Infrastructure Setup

The complete observability stack runs via Docker Compose:

cd deployment/docker
docker-compose up -d

Services Available:

  • Grafana: http://localhost:3000 (admin/admin)
  • Prometheus: http://localhost:9090
  • Jaeger: http://localhost:16686
  • Loki: http://localhost:3100
  • NATS: nats://localhost:4222

Next Steps

With observability infrastructure in place, the next priorities are:

  1. Add More Dashboards
    • Service health overview dashboard
    • System-wide error tracking
    • Arbitrage opportunity tracking
    • Kill switch event history
  2. Set Up Alerting
    • High error rate alerts
    • Slow response time warnings
    • Service down notifications
    • Critical event alerts
  3. Integrate with Remaining Services
    • Add observability to scanner service (when built)
    • Add observability to executor service (when built)
    • Add observability to existing web app
  4. Optimize Retention and Sampling
    • Configure appropriate log retention policies
    • Set up trace sampling strategies
    • Optimize metric cardinality

Technical Wins

Unified Developer Experience: All three languages (Go, Rust, TypeScript) now have identical observability APIs, making it easy to add monitoring to new services.

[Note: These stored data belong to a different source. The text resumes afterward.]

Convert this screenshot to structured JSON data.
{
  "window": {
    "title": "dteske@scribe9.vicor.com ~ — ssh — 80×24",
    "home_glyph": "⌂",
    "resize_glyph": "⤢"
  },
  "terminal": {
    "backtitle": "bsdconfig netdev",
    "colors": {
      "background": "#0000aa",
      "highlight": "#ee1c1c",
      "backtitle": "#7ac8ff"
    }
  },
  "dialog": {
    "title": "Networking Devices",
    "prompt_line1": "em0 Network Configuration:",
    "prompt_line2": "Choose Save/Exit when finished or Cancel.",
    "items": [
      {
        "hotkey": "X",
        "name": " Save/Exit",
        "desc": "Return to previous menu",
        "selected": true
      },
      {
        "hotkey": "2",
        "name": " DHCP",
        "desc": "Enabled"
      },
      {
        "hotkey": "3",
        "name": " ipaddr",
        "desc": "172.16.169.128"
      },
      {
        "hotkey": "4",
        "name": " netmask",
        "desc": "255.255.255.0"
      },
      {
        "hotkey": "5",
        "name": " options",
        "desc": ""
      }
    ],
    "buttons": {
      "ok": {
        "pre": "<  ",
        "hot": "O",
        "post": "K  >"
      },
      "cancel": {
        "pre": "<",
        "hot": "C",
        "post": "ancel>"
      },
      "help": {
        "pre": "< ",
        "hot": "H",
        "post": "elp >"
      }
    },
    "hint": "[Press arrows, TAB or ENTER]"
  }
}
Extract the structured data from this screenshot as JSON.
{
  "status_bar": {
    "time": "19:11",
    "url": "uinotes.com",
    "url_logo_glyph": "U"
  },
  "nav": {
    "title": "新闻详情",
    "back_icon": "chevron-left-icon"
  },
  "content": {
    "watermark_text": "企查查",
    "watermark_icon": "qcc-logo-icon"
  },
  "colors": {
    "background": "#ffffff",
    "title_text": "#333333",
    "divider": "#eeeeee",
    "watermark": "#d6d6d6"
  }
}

Production-Ready: The observability packages are battle-tested with proper error handling, graceful shutdown, and resource cleanup.

Zero-Overhead in Production: Metrics and logs are async, tracing uses sampling, minimal impact on trading latency.

Cross-Service Visibility: Distributed tracing allows following a single arbitrage opportunity from market data ingestion through execution.

Actionable Insights: Grafana dashboards provide immediate visibility into system health and performance bottlenecks.

Resources

Conclusion

Building comprehensive observability from day one is critical for a production trading system. By implementing unified logging, metrics, and tracing across all three languages, we now have:

  • Visibility: Real-time insight into system behavior and performance
  • Debuggability: Distributed traces for troubleshooting cross-service issues
  • Reliability: Metrics and alerts to detect problems before they impact trading
  • Accountability: Audit logs for all critical system events

The event-preparer and notification-service complete the infrastructure foundation, providing event routing and alerting capabilities. The quote-service dashboard demonstrates how these tools come together to provide actionable insights.

Most importantly, all services now share consistent observability patterns, making it easy to add monitoring to future components as the system grows.

Next up: building the scanner service to detect arbitrage opportunities and emit market events!